Pero había que realizarla.
III
En la habitación de la señora Hubbard se respiraba un ambiente triste. La misma señora Hubbard, todavía con sus ropas de calle y su hermoso rostro tenso por la preocupación, se hallaba sentada en el sofá, y Sharpe y el sargento Cobb ante una mesita.
—Creo que telefoneó desde aquí —decía Sharpe—. Y a eso de las seis y ocho minutos varias personas entraron y salieron del salón, o por lo menos eso dicen… y nadie vio ni oyó que se utilizara el teléfono del recibidor. Claro que no puede fiarse mucho en sus palabras, pues la mayoría de ellos nunca miran el reloj, pero yo creo que debió entrar aquí para telefonear a la comisaría. Usted había salido, señora Hubbard, pero supongo que no cierra la puerta con llave…
La señora Hubbard meneó la cabeza.
—La señora Nicoletis la cerraba siempre, pero yo no…
—Bien; entonces, Patricia Lane viene aquí para telefonear excitada por su reciente descubrimiento, y mientras está hablando, se abre la puerta y alguien entra o se asoma.

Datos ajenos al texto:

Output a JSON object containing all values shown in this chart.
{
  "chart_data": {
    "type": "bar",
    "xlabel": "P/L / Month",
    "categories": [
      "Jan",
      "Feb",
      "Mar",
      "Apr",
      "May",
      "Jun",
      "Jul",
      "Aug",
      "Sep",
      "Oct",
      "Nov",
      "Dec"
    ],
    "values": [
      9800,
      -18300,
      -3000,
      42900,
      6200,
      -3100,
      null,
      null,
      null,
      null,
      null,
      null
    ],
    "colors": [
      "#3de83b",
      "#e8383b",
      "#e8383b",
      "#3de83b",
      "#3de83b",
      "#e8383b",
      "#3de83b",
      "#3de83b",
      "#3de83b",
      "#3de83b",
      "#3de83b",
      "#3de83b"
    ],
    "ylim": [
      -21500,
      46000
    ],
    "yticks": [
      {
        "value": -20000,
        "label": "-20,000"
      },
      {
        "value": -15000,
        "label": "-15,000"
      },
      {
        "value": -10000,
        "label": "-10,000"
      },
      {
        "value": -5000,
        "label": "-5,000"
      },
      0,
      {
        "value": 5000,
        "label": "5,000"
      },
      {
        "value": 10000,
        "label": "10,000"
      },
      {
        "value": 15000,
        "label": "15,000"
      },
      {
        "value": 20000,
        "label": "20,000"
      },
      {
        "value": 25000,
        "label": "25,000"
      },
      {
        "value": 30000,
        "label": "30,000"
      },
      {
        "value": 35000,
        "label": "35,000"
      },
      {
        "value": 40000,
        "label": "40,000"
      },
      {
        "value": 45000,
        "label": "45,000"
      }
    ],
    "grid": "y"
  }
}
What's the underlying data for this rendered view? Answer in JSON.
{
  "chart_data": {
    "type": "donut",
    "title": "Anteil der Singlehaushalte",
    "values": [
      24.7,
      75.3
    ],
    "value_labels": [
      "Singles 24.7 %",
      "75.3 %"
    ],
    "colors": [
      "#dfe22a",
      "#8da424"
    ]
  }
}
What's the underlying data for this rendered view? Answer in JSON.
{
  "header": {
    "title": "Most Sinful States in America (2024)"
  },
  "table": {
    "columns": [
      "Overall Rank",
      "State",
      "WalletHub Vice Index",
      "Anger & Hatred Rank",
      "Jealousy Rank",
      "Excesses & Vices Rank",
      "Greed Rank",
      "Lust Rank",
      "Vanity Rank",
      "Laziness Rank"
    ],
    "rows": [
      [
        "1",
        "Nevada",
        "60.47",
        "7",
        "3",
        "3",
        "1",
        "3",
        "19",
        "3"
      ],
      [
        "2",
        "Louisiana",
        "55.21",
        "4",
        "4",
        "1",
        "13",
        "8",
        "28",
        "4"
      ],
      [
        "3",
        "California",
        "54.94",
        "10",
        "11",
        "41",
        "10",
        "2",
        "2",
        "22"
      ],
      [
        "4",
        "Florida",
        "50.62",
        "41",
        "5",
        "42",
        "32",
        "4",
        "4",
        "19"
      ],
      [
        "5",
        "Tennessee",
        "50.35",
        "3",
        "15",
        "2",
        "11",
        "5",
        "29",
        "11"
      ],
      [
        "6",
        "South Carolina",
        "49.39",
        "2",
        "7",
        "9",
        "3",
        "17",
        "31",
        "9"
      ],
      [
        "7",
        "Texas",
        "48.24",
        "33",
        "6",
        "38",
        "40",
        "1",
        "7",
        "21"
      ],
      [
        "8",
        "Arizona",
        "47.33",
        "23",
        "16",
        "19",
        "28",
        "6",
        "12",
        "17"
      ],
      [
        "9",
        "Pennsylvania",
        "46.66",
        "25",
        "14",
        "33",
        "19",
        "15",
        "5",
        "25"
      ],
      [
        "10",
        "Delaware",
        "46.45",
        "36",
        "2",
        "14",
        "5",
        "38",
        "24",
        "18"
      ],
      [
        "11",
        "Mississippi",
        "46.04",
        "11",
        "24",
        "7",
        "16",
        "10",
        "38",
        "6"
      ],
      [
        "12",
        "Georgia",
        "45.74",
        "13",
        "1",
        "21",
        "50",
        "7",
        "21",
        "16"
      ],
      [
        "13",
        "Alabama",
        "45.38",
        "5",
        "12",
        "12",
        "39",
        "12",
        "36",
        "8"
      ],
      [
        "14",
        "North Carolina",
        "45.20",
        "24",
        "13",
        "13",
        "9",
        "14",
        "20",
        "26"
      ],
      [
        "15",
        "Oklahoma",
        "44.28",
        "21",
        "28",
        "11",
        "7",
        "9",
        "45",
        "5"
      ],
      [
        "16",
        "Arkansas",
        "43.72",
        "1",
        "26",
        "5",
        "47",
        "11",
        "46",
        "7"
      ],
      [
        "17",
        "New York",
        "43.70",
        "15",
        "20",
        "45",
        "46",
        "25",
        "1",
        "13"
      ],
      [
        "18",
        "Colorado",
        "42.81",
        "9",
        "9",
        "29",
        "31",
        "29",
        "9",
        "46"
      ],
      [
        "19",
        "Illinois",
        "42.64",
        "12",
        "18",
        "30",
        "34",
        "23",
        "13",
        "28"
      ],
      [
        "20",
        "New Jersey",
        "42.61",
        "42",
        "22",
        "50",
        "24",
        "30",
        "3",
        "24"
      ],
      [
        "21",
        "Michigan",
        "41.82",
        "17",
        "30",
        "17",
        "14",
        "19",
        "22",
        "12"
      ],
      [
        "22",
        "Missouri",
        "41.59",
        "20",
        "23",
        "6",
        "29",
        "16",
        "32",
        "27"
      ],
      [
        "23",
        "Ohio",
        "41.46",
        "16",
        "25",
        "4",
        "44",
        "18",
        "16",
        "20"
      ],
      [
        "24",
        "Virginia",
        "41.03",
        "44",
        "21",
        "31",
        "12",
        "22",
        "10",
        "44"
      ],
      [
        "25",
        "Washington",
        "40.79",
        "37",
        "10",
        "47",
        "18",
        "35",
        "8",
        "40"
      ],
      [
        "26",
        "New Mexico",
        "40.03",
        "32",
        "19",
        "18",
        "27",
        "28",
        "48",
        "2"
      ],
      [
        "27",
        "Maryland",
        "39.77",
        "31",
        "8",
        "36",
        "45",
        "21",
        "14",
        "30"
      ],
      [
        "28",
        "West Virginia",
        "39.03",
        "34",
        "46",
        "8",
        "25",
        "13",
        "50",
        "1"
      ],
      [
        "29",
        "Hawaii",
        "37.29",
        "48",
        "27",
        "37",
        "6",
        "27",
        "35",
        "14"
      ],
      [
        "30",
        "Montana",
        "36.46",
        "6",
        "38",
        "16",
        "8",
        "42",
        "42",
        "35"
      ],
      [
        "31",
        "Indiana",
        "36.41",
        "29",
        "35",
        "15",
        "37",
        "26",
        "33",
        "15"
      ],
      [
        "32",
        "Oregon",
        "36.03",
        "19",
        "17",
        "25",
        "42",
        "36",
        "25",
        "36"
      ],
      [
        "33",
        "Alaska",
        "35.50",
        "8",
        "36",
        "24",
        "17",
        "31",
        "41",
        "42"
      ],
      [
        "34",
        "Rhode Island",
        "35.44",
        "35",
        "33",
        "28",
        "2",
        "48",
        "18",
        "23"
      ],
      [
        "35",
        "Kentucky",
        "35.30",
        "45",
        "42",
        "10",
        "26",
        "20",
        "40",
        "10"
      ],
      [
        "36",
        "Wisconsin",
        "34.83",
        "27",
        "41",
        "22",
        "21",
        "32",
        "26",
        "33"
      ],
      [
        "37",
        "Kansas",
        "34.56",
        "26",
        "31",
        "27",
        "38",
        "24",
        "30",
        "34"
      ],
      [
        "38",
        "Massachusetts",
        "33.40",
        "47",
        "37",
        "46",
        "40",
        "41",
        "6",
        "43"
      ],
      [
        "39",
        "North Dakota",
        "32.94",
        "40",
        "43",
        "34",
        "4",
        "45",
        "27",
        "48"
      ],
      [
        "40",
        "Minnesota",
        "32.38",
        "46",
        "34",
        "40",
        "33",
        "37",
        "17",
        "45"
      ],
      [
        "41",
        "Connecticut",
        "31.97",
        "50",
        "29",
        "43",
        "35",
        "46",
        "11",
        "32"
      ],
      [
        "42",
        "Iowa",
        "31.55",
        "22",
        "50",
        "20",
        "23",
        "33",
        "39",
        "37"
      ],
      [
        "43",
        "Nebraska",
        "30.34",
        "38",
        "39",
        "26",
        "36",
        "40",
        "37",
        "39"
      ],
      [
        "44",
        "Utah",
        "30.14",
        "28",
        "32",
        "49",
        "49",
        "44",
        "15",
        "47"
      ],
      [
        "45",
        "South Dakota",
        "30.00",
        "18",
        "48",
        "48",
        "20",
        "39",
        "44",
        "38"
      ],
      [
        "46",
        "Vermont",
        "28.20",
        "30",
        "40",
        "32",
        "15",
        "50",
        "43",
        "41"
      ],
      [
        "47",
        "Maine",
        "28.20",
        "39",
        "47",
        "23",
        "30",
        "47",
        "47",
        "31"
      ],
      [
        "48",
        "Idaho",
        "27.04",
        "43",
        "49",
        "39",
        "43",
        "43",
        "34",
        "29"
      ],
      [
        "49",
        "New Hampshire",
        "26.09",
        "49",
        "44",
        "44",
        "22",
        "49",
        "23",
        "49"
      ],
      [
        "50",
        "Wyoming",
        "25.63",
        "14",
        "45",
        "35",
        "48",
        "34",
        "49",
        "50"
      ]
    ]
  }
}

Patricia se asusta y cuelga. ¿Acaso porque reconoció en el intruso a la persona cuyo nombre estaba a punto de pronunciar? ¿O por mera precaución? Pueden ser las dos cosas. Yo me inclino por la primera suposición.
La señora Hubbard asintió con un gesto.
—Quienquiera que fuese pudo haberla seguido hasta aquí, y tal vez, después de estar escuchando detrás de la puerta, entró para impedir que Pat continuara.
—Y luego…
El rostro de Sharpe se ensombreció.
—Esa persona acompañó a Pat a su habitación charlando normalmente. Tal vez Patricia le acusara de haber cogido el bicarbonato, y quizás ella le diera explicación plausible.
La señora Hubbard preguntó extrañada:
—¿Por qué dice usted «ella»?
—¡Extraña cosa… un pronombre! Cuando encontramos el cadáver, Nigel Chapman dijo: «¡Mataré a quien haya sido! Le mataré». Observé que se refería a un hombre. Tal vez fuese porque asoció la idea de violencia a un hombre. O tal vez por tener alguna ligera sospecha que señale a un hombre, a un hombre en particular. Si se trata de esto último debemos averiguar cuáles fueron sus razones para pensar así. En cambio yo me he inclinado desde el primer momento por una mujer.